For the next 2 months my taste buds would slowly return, but there was a burnt taste to everything in those early days. The first meal I ordered from the cafeteria was the worst thing I had ever eaten. I think it was Salisbury steak, but it could have been sautéed wood shavings for all I knew. Almost everything I ate had a horrible smoky, just completely disgusting burnt wood taste.
THE FIRST THING I REMEMBER is…
Asking about Thanksgiving. When I was put under in Cottonwood, one of my last conscious thoughts was about Thanksgiving. I’d really been looking forward to it because I wanted to gorge myself on ham and turkey. When I woke up, that’s what I was thinking about. I remember groggily asking someone how long until Thanksgiving and being told that it was over. Man. That really hit home with me on what had been going on. I still wasn’t sure what was real, but if thanksgiving was over then something really serious must have happened.
THE FIRST THING I REMEMBER is…
Natalie. I remember Natalie being there when I woke up (or one of the times). She had some pictures in frames for me, so I could see people I knew whenever I wanted. There was a picture of her and Dylan at a booth at the fun center in Prescott, a picture of me, Raph and Luke together, and another picture, which at first I didn’t know what it was. Again, I was very out of it. I still wasn’t sure where I was or even who I was, so when she asked me who the picture was of, I said “Jimmy Hendrix,” which was the first name that popped into my head. I think that I lied on purpose because I was quite paranoid and didn’t want to give anyone any information whatsoever. In reality it was a sonogram picture of our daughter. Once I realized who I was talking to and understood what was going on, I told her that I recognized the picture.

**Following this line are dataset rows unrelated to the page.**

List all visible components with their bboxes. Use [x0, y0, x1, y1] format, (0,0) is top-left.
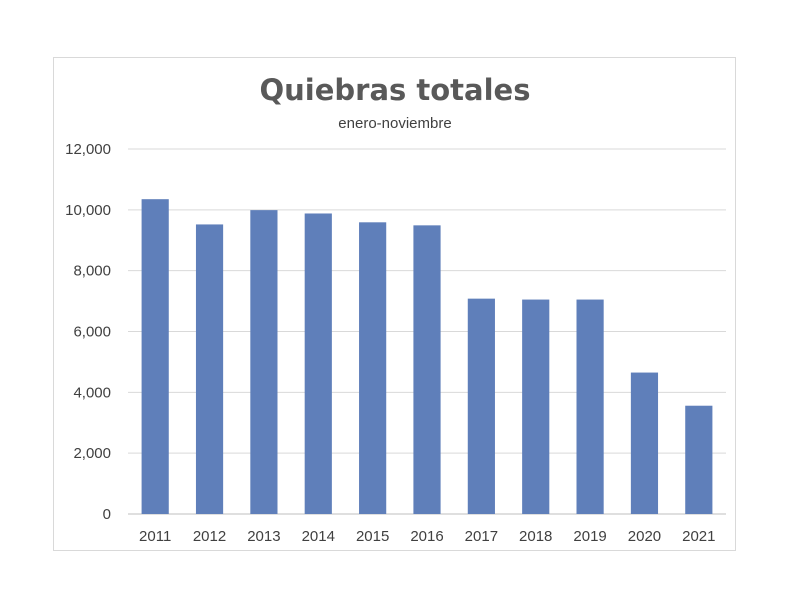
bar-2016: [413, 225, 441, 515]
y-tick-label: 10,000: [65, 202, 111, 219]
y-tick-label: 0: [103, 506, 111, 523]
x-tick-label: 2019: [573, 528, 606, 545]
bar-2021: [685, 405, 713, 514]
y-tick-label: 12,000: [65, 141, 111, 158]
x-tick-label: 2020: [628, 528, 661, 545]
y-tick-label: 4,000: [73, 384, 111, 401]
bar-2012: [195, 224, 224, 514]
y-tick-label: 6,000: [73, 324, 111, 341]
bar-2014: [304, 213, 332, 514]
bar-2011: [141, 199, 169, 514]
y-tick-label: 8,000: [73, 263, 111, 280]
x-tick-label: 2021: [682, 528, 715, 545]
bar-2019: [576, 299, 604, 514]
bar-2013: [250, 210, 278, 514]
chart-title: Quiebras totales: [260, 73, 531, 107]
x-tick-label: 2016: [410, 528, 443, 545]
x-tick-label: 2015: [356, 528, 389, 545]
bar-2018: [522, 299, 550, 514]
bar-2015: [359, 222, 387, 514]
chart-subtitle: enero-noviembre: [338, 115, 451, 132]
x-tick-label: 2012: [193, 528, 226, 545]
x-tick-label: 2013: [247, 528, 280, 545]
x-tick-label: 2014: [302, 528, 335, 545]
x-tick-label: 2011: [139, 528, 171, 545]
bar-2020: [630, 372, 659, 514]
x-tick-label: 2018: [519, 528, 552, 545]
y-tick-label: 2,000: [73, 445, 111, 462]
bar-2017: [467, 298, 495, 514]
x-tick-label: 2017: [465, 528, 498, 545]
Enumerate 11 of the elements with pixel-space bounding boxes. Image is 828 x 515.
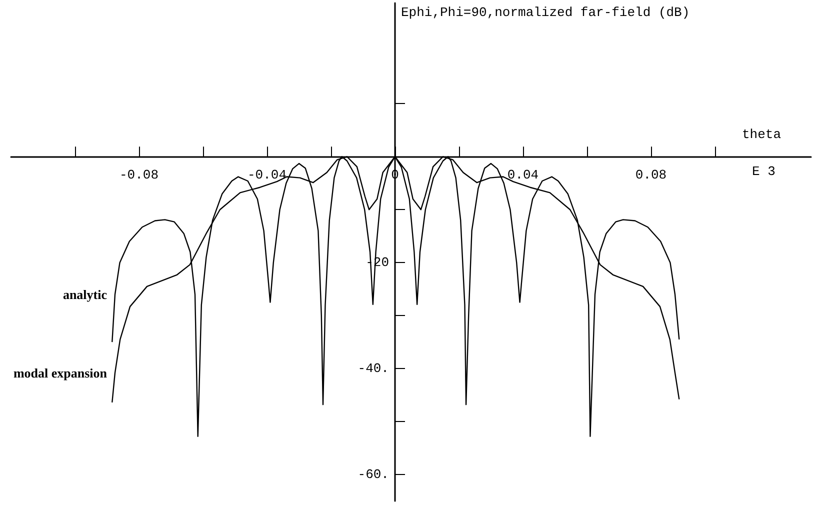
series-label: analytic [62, 286, 108, 302]
y-axis-title: Ephi,Phi=90,normalized far-field (dB) [401, 5, 690, 20]
y-tick-label: -60. [358, 467, 389, 482]
x-axis-title: theta [742, 127, 782, 142]
x-tick-label: 0.04 [507, 168, 539, 183]
y-tick-label: -40. [358, 361, 389, 376]
x-tick-label: 0.08 [635, 168, 667, 183]
annotation: E 3 [752, 164, 776, 179]
x-tick-label: -0.08 [119, 168, 159, 183]
x-tick-label: -0.04 [247, 168, 287, 183]
series-label: modal expansion [13, 365, 108, 380]
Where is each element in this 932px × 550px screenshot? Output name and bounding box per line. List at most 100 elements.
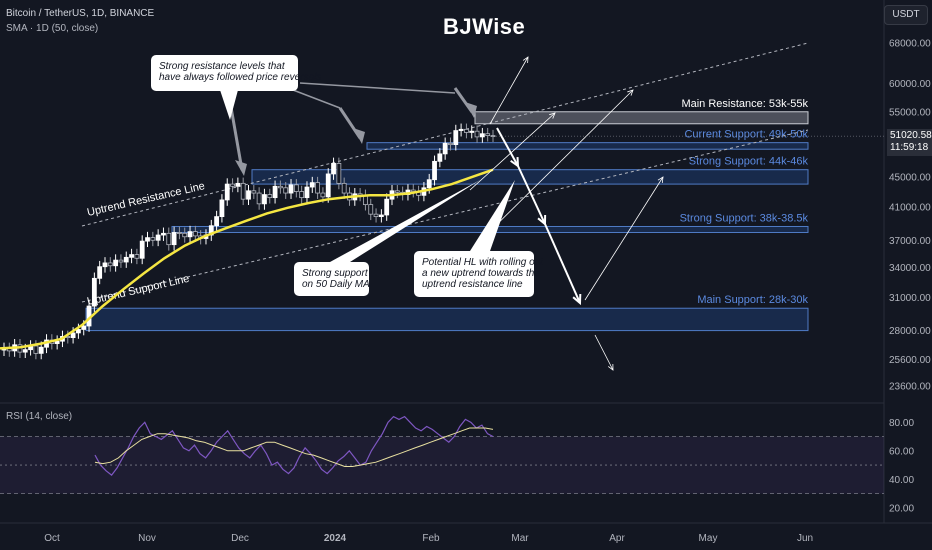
candle-body xyxy=(54,340,60,344)
candle-body xyxy=(479,133,485,138)
time-tick-label: Mar xyxy=(511,533,529,544)
candle-body xyxy=(464,128,469,133)
candle-body xyxy=(134,254,140,259)
candle-body xyxy=(432,160,437,181)
zone-label: Main Resistance: 53k-55k xyxy=(681,98,808,110)
candle-body xyxy=(224,183,230,201)
candle-body xyxy=(341,182,347,194)
forecast-arrow xyxy=(517,165,546,225)
price-tick-label: 45000.00 xyxy=(889,172,931,183)
candle-body xyxy=(267,194,273,199)
time-tick-label: Oct xyxy=(44,533,60,544)
candle-body xyxy=(373,213,379,218)
forecast-arrow xyxy=(489,56,529,125)
candle-body xyxy=(309,182,315,188)
candle-body xyxy=(277,185,283,189)
candle-body xyxy=(161,232,166,236)
forecast-arrow xyxy=(496,127,519,167)
rsi-tick-label: 40.00 xyxy=(889,475,914,486)
forecast-arrowhead xyxy=(627,89,634,96)
sma-callout-tail xyxy=(330,180,480,262)
callout-pointer-head xyxy=(353,128,365,144)
sma-legend: SMA · 1D (50, close) xyxy=(6,23,99,34)
price-tick-label: 23600.00 xyxy=(889,382,931,393)
candle-body xyxy=(251,190,257,194)
candle-body xyxy=(394,190,400,193)
candle-body xyxy=(123,256,129,263)
forecast-arrowhead xyxy=(522,56,529,64)
uptrend-resistance-line xyxy=(81,42,809,227)
time-tick-label: Dec xyxy=(231,533,249,544)
forecast-arrow xyxy=(584,176,664,301)
rsi-tick-label: 20.00 xyxy=(889,503,914,514)
candle-body xyxy=(76,329,81,334)
candle-body xyxy=(325,173,331,198)
zone-label: Main Support: 28k-30k xyxy=(697,294,808,306)
candle-body xyxy=(299,191,305,199)
candle-body xyxy=(38,346,44,354)
candle-body xyxy=(315,182,320,194)
candle-body xyxy=(81,325,87,330)
time-tick-label: 2024 xyxy=(324,533,347,544)
price-tick-label: 28000.00 xyxy=(889,326,931,337)
candle-body xyxy=(171,232,177,246)
candle-body xyxy=(485,133,491,137)
hl-callout-text: Potential HL with rolling out a new uptre… xyxy=(422,257,544,290)
candle-body xyxy=(166,232,172,246)
candle-body xyxy=(107,262,113,267)
candle-body xyxy=(262,194,267,205)
candle-body xyxy=(150,237,156,241)
candle-body xyxy=(129,254,134,258)
sma-line xyxy=(0,168,494,350)
candle-body xyxy=(320,192,326,198)
sma-callout-text: Strong support on 50 Daily MA xyxy=(302,268,370,290)
candle-body xyxy=(155,234,161,241)
candle-body xyxy=(230,183,235,187)
time-tick-label: May xyxy=(699,533,718,544)
rsi-tick-label: 60.00 xyxy=(889,446,914,457)
last-price: 51020.58 xyxy=(890,130,932,141)
forecast-arrow xyxy=(594,334,614,371)
bar-countdown: 11:59:18 xyxy=(890,142,929,153)
price-zone xyxy=(85,307,809,332)
zone-label: Strong Support: 44k-46k xyxy=(689,156,809,168)
candle-body xyxy=(91,277,97,307)
time-tick-label: Apr xyxy=(609,533,625,544)
resistance-callout-text: Strong resistance levels that have always… xyxy=(159,61,321,83)
time-tick-label: Jun xyxy=(797,533,813,544)
candle-body xyxy=(192,231,198,237)
candle-body xyxy=(182,232,188,238)
price-zone xyxy=(474,111,809,125)
hl-callout-tail xyxy=(470,180,515,251)
candle-body xyxy=(246,190,251,200)
candle-body xyxy=(331,163,336,175)
price-zone xyxy=(366,142,809,150)
candle-body xyxy=(235,182,241,187)
price-tick-label: 60000.00 xyxy=(889,79,931,90)
rsi-line xyxy=(94,415,494,476)
candle-body xyxy=(177,232,182,234)
price-zone xyxy=(251,169,809,185)
forecast-arrowhead xyxy=(549,112,556,119)
candle-body xyxy=(426,179,432,189)
rsi-ma-line xyxy=(94,427,494,467)
candle-body xyxy=(214,216,220,227)
candle-body xyxy=(288,184,294,194)
forecast-arrowhead xyxy=(657,176,664,184)
price-tick-label: 31000.00 xyxy=(889,293,931,304)
candle-body xyxy=(304,186,310,199)
callout-pointer-head xyxy=(235,160,247,176)
price-tick-label: 55000.00 xyxy=(889,107,931,118)
callout-pointer xyxy=(299,82,456,94)
rsi-legend: RSI (14, close) xyxy=(6,411,73,422)
forecast-arrowhead xyxy=(572,293,582,306)
uptrend-support-line xyxy=(81,129,809,303)
brand-watermark: BJWise xyxy=(443,14,526,39)
price-tick-label: 25600.00 xyxy=(889,355,931,366)
candle-body xyxy=(437,153,443,162)
currency-button[interactable]: USDT xyxy=(884,5,928,25)
candle-body xyxy=(145,237,150,242)
price-tick-label: 41000.00 xyxy=(889,202,931,213)
hl-callout xyxy=(414,251,534,297)
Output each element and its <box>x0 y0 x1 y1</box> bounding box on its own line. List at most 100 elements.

And there was stuff there too. A plush Dilbert, a poster from Iron Man, a bunch of cards and flowers, some miniature remote control helicopters, and (for some reason) a jar of nuts. We found that jar in the garage the other day, and I still only vaguely remember having it with me at all. Also, a Monkey and a Wheelchair. The wheelchair was there because my legs didn’t work, and the monkey was there because he was stuffed and in bed with me. I took that monkey with me everywhere. My brother had a post on the now-defunct getwellgabe.com that detailed how he’d go for a walk with me, and I’d go “Oh No. We forgot Monkey,” and we’d have to go back to get him. That monkey and a few other things traveled with me to the rehabilitation hospital later on. And I keep him with me to this day on my bedside table.
OH. At this point I coughed and the plug in my trachea popped out! Yeah, just popped right out and I didn’t know what to do about it. I wanted to put it back in because I couldn’t talk with it out. A nurse came in and was going to put it back, but they decided that it wasn’t worth it, taped up my neck and said it would heal. Which it is still in the process of doing.
And that’s the end of the beginning. At this point I’m transferred to the Rehab Hospital, and will continue the series there. I was getting a little exercise, and walking with the help of a physical therapist and a walker. I was drinking a TON of juice and water every day and breathing in and out. I was wheeling myself all over the place and using my phone for texting, email etc. There was no 3G, but I found an open WiFi connection near the end of my stay there. However, I don’t think I started tweeting or anything until I went to Prescott. I will of course double check this later. [yes, its true. see below]
My first Tweet since Halloween, on December 18th, 2009:
Goodby hospital, I shall not miss thee. Hello new rehabilitation center, may our relationsship be brief.